Proponents of gay marriage turned out in West Hollywood on Wednesday evening for a victory celebration after the Supreme Court issued two decisions widely viewed as historic victories for supporters of gay rights.
The event was hosted by the American Foundation for Equal Rights, which backed a challenge against Proposition 8, the voter-approved ban on same-sex marriages in California. The high court let stand a lower court's ruling against the ban.
"Proposition 8 is over and done with and thank God for that!" said Los Angeles Mayor Antonio Villaraigosa to huge cheers.
The Supreme Court on Wednesday also threw out the federal Defense of Marriage Act, calling it unconstitutional. Both decisions came down on a 5-to-4 vote.

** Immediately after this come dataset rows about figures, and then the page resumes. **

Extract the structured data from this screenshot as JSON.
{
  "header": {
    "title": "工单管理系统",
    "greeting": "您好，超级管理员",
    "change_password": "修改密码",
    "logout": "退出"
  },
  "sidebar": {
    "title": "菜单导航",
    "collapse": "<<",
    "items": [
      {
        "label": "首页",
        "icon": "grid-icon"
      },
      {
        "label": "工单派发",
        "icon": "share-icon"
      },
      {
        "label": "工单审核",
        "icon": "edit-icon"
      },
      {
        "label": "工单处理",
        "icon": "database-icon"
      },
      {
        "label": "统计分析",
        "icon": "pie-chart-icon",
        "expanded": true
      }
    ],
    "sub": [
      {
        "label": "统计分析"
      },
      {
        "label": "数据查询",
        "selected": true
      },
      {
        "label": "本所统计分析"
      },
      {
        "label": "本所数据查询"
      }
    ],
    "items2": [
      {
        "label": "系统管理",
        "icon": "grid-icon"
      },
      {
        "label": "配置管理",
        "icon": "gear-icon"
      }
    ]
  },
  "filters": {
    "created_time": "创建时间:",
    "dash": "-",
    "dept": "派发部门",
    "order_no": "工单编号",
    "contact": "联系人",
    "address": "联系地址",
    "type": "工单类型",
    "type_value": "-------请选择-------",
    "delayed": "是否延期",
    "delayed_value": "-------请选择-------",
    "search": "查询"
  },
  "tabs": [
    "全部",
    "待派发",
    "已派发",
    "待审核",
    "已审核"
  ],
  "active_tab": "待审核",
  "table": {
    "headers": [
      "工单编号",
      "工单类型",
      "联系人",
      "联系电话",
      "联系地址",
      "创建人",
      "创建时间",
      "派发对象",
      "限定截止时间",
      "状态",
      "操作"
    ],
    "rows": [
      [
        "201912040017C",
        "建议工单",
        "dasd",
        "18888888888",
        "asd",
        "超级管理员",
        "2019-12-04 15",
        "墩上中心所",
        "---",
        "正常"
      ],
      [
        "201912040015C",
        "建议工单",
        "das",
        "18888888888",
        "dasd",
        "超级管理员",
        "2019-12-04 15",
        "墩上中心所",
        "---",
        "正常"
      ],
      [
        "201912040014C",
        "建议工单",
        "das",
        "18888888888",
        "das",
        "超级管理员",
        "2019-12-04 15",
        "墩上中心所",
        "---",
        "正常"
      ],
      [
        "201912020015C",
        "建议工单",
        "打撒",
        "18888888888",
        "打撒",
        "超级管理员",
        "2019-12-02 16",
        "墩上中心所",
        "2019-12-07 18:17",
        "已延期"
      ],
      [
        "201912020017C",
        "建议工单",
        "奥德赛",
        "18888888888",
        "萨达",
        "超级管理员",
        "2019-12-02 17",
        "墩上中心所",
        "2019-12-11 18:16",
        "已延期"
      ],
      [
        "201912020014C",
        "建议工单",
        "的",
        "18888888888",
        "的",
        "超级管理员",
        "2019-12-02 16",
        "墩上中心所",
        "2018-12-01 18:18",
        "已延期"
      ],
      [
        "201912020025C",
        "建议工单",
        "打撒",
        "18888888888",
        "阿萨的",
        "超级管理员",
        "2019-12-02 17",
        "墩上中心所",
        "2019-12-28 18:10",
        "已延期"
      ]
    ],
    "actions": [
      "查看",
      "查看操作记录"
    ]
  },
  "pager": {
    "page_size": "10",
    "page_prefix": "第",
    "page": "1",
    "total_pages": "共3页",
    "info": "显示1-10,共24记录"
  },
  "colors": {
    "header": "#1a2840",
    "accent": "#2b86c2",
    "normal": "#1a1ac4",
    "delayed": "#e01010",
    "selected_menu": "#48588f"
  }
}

Thousands of people turned out to celebrate and hear remarks from an array of voices, including the plaintiffs in the Prop 8 case, the co-founder of AFER, and the mayors of West Hollywood and Los Angeles.
Bill Hacket was one of those waiting for the rally to start just before 5:30 p.m. He was joined by his husband, Thom Uber.
"The celebration today is about marriage equality and the right of same-sex couples to marry — same right that was afforded to me five years ago when I got married in a small window of opportunity in 2008. So this is all about equality, and this is all about love, and this is a joyous day," Hacket said.
Audrey Lockwood, a financial planner who lives in Highland Park, said she came to celebrate just for "the beauty of it, and the loveliness of so many people that will be encouraged by the Supreme Court decision."
Lockwood said she had a longtime partner but that she was not sure yet whether she would take advantage of the opportunity to marry.
"I'm an old dinosaur from the 20th century, and I've been dragged into the 21st century. And I'd like to celebrate young people, but I'm not so sure about myself," Lockwood said.
Meanwhile, opponents of same-sex marriage in California said Wednesday that the battle over same-sex marriage is not over.
Bryan Fischer, a spokesperson for the American Family Association, which put $500,000 into the Prop 8 campaign in 2008, told KPCC that while opinions in California have since shifted to support same-sex marriage, other states might enact bans because the Supreme Court left intact the right of states to define marriage for themselves.
This story has been updated.
Note: A previous version of this story indicated there would be a live video stream. The host of that stream, the American Foundation for Equal Rights, has informed us that they were unable to get the stream working.